TOKEN="PVEAPIToken=root@pam!automation=xxxxx-xxxxx-xxxxx"
NODE="pve"

# Get list of all stopped VMs
VMIDS=$(curl -s -k -H "Authorization: $TOKEN" \
  "$API_URL/nodes/$NODE/qemu" | \
  jq -r '.data[] | select(.status=="stopped") | .vmid')

# Start each one
for VMID in $VMIDS; do
    echo "Starting VM $VMID..."
    curl -s -k -X POST -H "Authorization: $TOKEN" \
      "$API_URL/nodes/$NODE/qemu/$VMID/status/start"
done

Python: Monitor Node Resources

import requests
import urllib3
urllib3.disable_warnings()

API_URL = "https://10.0.0.1:8006/api2/json"
HEADERS = {
    "Authorization": "PVEAPIToken=root@pam!automation=xxxxx-xxxxx-xxxxx"
}

# Get node status
response = requests.get(f"{API_URL}/nodes/pve/status", headers=HEADERS, verify=False)
data = response.json()["data"]

cpu_usage = data["cpu"] * 100
memory_used = data["memory"]["used"] / (1024**3)
memory_total = data["memory"]["total"] / (1024**3)

print(f"CPU Usage: {cpu_usage:.1f}%")
print(f"Memory: {memory_used:.1f} / {memory_total:.1f} GB")

# List all VMs and their status
response = requests.get(f"{API_URL}/nodes/pve/qemu", headers=HEADERS, verify=False)
for vm in response.json()["data"]:
    print(f"VM {vm['vmid']} ({vm['name']}): {vm['status']}")

Python: Create a VM from Template

import requests
urllib3.disable_warnings()

API_URL = "https://10.0.0.1:8006/api2/json"
HEADERS = {
    "Authorization": "PVEAPIToken=root@pam!automation=xxxxx-xxxxx-xxxxx"
}

# Clone from template 9000
clone_data = {
    "newid": 150,
    "name": "new-web-server",
    "full": 1,
    "target": "pve"
}

response = requests.post(
    f"{API_URL}/nodes/pve/qemu/9000/clone",
    headers=HEADERS, data=clone_data, verify=False
)
print(f"Clone task: {response.json()['data']}")

Mobile API Access with ProxmoxR

While curl scripts and Python are great for automation, there are times when you need quick API-level access from your phone — checking VM status, starting a stopped service, or monitoring node resources while you are away from your terminal.

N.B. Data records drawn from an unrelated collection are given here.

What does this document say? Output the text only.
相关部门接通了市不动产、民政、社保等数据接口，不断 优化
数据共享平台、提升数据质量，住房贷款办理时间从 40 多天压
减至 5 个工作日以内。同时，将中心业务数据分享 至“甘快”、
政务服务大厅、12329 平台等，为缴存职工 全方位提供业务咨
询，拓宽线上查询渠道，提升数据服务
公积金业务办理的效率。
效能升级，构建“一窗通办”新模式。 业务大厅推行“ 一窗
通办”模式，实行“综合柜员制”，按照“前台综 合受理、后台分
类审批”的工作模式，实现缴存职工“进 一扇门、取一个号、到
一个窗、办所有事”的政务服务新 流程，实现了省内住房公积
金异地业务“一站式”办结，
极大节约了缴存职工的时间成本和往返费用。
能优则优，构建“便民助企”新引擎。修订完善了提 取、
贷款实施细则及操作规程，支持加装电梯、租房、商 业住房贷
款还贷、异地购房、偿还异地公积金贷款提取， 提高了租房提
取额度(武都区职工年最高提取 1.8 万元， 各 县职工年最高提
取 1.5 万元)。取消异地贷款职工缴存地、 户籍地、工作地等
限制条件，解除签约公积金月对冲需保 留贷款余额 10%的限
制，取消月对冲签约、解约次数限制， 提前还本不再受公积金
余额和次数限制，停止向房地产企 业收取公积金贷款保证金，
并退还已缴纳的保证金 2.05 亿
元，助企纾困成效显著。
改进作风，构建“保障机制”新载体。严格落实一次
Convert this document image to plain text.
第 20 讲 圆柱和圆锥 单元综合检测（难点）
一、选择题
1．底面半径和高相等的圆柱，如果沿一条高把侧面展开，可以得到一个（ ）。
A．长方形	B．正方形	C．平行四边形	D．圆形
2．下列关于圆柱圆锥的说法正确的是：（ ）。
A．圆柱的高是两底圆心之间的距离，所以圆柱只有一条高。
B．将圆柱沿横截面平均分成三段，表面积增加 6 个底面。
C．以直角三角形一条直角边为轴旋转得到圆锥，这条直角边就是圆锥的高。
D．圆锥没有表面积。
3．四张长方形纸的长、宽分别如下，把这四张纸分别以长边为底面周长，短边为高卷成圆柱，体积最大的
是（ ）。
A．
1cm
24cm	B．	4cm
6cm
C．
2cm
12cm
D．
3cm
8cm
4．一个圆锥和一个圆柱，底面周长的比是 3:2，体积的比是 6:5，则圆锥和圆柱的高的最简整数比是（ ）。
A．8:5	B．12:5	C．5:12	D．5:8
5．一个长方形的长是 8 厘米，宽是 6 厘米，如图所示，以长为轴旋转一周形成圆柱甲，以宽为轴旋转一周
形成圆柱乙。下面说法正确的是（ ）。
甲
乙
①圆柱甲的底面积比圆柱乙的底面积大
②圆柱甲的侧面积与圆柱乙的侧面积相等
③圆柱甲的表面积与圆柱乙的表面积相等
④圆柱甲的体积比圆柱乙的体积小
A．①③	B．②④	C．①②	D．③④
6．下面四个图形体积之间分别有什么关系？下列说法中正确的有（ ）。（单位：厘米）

ProxmoxR is a mobile client built specifically for the Proxmox API. It connects using the same API tokens described in this guide and gives you a clean, native interface for the most common API operations: viewing nodes and VMs, starting and stopping machines, checking resource usage, and reviewing task logs. Instead of writing curl commands on a mobile keyboard, you get a purpose-built interface that handles authentication and API calls behind the scenes.

To connect ProxmoxR to your server, simply create an API token as described above and enter your server URL and token credentials in the app. This is particularly useful for on-call administrators who need to respond to alerts quickly without opening a laptop.

Rate Limiting and Best Practices

  • Avoid polling too frequently: The Proxmox API does not impose hard rate limits, but rapid polling (sub-second intervals) adds unnecessary load. Poll every 5-10 seconds for status updates.
  • Use task tracking for async operations: Operations like VM start, clone, and backup return a task UPID immediately. Poll the task status endpoint to check completion rather than repeatedly checking VM status.
  • Handle self-signed certificates: By default, Proxmox uses a self-signed SSL certificate. In scripts, you will need to skip verification (-k in curl, verify=False in Python) or install the certificate in your trust store.
  • Use the least privilege: Create API tokens with --privsep=1 and assign only the permissions needed. For a monitoring-only token, assign PVEAuditor role.
  • Prefer API tokens over ticket auth: Tokens do not expire, are easier to manage, and can be revoked individually without affecting the user account.

Summary

The Proxmox VE REST API is one of the platform's greatest strengths. It enables everything from simple monitoring scripts to full infrastructure-as-code pipelines. By creating dedicated API tokens with appropriate permissions, you can safely automate VM provisioning, monitor cluster health, integrate with CI/CD systems, and manage your infrastructure from any device. Whether you are writing Python scripts on your workstation or using a mobile client like ProxmoxR to handle an urgent issue on the go, the API gives you complete control over your Proxmox environment.